Un’anima pia nostalgica che celebra imperterrito il suo eterno sodalizio con un romanticismo andato a male.
Una creatura arrendevole presa a calci dalla mattina alla sera perchè è l’unico modo di legittimare il nulla di una generazione che si affida a guru e a pseudo influencer.
Il poeta dunque non è più il faro, la luce, quella sorta di stella guida che ha l’onere e il privilegio di accompagnare l’uomo alla scoperta del suo io più intimo.
Questa visione quasi angelica del poeta era il leit motif della produzione letteraria di Victor Hugo. Questo autore vedeva infatti nel suo ruolo una specie di missione mistica che doveva educare l’opinione pubblica alla bellezza dei sentimenti più puri.
E certamente non poteva rispecchiare quel Vate profetico alla moda del D’Annunzio, un essere eroico quasi fratello adottivo del Superuomo creatura blasfema di Nietzsche.

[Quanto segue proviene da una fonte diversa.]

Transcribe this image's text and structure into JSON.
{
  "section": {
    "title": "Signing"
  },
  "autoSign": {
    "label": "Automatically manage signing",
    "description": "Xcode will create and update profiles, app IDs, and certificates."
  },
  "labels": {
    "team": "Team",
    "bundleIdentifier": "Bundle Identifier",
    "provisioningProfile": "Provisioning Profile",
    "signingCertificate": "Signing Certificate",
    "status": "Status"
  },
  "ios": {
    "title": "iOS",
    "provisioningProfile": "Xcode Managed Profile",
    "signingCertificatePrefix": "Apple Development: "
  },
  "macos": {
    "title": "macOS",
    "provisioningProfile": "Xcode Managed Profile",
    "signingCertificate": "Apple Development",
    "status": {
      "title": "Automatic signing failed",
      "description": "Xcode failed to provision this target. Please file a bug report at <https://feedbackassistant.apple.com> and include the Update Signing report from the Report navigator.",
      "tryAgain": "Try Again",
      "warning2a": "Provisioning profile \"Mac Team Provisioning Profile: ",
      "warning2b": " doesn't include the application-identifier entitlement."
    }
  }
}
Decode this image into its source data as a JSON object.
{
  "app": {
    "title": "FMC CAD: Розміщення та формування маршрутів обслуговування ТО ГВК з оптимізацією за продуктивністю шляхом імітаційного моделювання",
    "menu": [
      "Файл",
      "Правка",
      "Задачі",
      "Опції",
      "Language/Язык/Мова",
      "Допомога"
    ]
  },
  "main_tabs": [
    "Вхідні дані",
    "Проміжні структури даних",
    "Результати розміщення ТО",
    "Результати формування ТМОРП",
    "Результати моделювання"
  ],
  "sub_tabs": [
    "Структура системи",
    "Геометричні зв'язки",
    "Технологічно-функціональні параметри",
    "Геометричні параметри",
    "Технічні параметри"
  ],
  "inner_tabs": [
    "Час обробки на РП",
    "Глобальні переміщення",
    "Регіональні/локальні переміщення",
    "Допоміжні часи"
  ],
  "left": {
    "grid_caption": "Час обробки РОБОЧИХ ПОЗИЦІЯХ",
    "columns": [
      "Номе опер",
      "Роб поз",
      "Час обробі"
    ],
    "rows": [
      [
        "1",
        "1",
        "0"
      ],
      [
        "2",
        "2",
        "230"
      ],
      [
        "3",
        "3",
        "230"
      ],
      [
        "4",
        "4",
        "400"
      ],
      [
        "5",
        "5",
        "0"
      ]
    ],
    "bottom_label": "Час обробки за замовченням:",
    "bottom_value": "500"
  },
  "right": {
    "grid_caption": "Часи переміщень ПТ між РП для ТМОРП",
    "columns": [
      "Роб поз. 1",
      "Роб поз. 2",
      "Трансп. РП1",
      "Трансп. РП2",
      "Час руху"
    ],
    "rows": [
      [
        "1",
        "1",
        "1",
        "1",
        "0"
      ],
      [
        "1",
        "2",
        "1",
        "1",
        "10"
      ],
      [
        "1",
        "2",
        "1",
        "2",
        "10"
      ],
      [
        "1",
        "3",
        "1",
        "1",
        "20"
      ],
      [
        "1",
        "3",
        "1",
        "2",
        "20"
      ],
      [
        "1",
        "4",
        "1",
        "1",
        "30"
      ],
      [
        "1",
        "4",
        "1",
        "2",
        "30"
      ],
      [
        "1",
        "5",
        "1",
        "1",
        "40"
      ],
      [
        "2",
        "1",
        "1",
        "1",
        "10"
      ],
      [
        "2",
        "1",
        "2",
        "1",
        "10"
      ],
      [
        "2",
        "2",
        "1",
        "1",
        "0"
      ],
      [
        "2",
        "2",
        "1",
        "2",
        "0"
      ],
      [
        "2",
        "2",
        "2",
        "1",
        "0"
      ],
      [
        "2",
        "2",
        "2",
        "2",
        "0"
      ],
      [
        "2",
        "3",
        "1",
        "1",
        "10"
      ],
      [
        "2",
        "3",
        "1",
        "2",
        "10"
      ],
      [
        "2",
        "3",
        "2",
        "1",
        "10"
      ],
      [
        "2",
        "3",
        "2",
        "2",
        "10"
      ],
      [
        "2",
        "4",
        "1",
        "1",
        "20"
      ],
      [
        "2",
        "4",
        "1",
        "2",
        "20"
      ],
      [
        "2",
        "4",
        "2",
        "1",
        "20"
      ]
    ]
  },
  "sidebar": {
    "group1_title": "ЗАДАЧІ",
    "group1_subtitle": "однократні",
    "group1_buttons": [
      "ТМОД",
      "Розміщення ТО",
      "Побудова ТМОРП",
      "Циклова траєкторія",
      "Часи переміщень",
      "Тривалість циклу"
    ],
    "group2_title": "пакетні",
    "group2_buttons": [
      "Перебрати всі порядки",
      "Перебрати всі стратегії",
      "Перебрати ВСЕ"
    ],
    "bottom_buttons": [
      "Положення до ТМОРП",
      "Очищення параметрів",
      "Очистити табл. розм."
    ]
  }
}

Un uomo arrogante e finito che si credeva per diritto divino al di sopra di tutto e di tutti.
Una persona saccente che poteva anche permettersi di chiamare durante un incontro amoroso la propria amata con il nome di un’altra donna.
Forse il poeta di oggi può ricordare a sommi capi un talento come Samuel Taylor Coleridge; Poeta e critico letterario padre della ” BALLATA DEL VECCHIO MARINAIO”: una creatura allucinata frutto di assenzio ed oppiaci.
Ma a onor del merito questo sciagurato potrebbe incarnare appieno l’ALBATROS del buon Beaudelaire, creatura vessata e denigrata da una ciurma di marinai perversi.